29 Pa. Super. 547 | Pa. Super. Ct. | 1905

Opinion by

Porter, J.,

This mechanic’s lien showed upon its face that the contract under which the plaintiff furnished the materials was made with a person other than the owner, and it was essential, under the provisions of paragraph 11, sec. 11 of the Act of June 4, 1901, P. L. 481, that it should state “ when and how notice was given to the owner of an intention to file the claim.” The court below held the notice set forth in the claim to be insufficient, under the provisions of the 8th sec. of the act of June 4, 1901, and struck off the lien.

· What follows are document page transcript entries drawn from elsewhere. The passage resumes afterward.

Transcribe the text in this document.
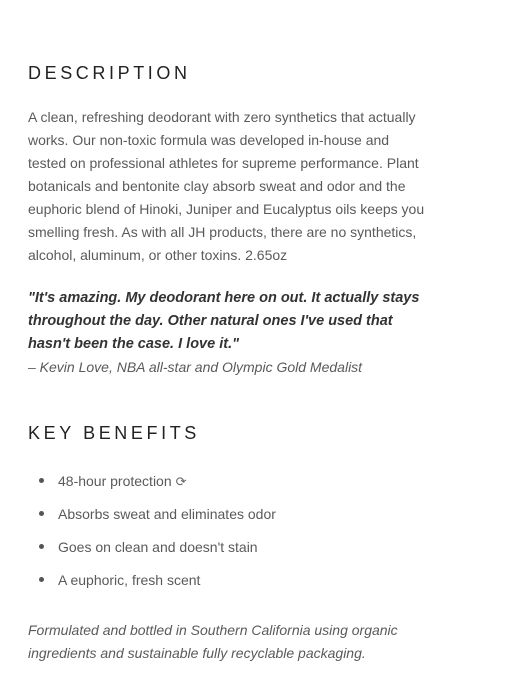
DESCRIPTION

A clean, refreshing deodorant with zero synthetics that actually works. Our non-toxic formula was developed in-house and tested on professional athletes for supreme performance. Plant botanicals and bentonite clay absorb sweat and odor and the euphoric blend of Hinoki, Juniper and Eucalyptus oils keeps you smelling fresh. As with all JH products, there are no synthetics, alcohol, aluminum, or other toxins. 2.65oz

"It's amazing. My deodorant here on out. It actually stays throughout the day. Other natural ones I've used that hasn't been the case. I love it."

– Kevin Love, NBA all-star and Olympic Gold Medalist

KEY BENEFITS
48-hour protection ⟳
Absorbs sweat and eliminates odor
Goes on clean and doesn't stain
A euphoric, fresh scent

Formulated and bottled in Southern California using organic ingredients and sustainable fully recyclable packaging.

We have held, in The Wolf Company v. Pennsylvania Railroad Company, ante, p. 439, that if in a case of this character it appears upon the face of the record that the notice given failed to meet the requirements of the section of the statute referred to, the lien should be stricken off. The right of the plaintiff to file a lien is founded upon the statute, which makes the giving of the notice, required by the 8th sec. of the act, a condition precedent to the exercise of the right. The legislature has made the right of a subcontractor, intending to file a claim, dependent upon his giving the owner written notice to that effect, “ together with a sworn statement setting forth the contract under which he claims,” etc. The vital elements of a contract are the covenants which it contains, and a statement which does not furnish the owner with information as to the *550substantial covenants of the contract does not meet .the requirements of the statute. The only information which the notice served upon these defendants'conveyed as to the nature of the contract was that: “ The said lumber was furnished by me in pursuance of a verbal contract between Seeley, Son & Co. and myself.” This only informed the ‘ defendants as to the character of the evidence by which the covenants of the contract were to be established, but left them wholly in ignorance as to what the contract really was; and bound the plaintiff to nothing. He might, untrammeled by this notice, prove any covenants, made at any time, so long as those covenants were verbal. This was not the character of notice to which the owner was entitled.

The order of the court below is affirmed.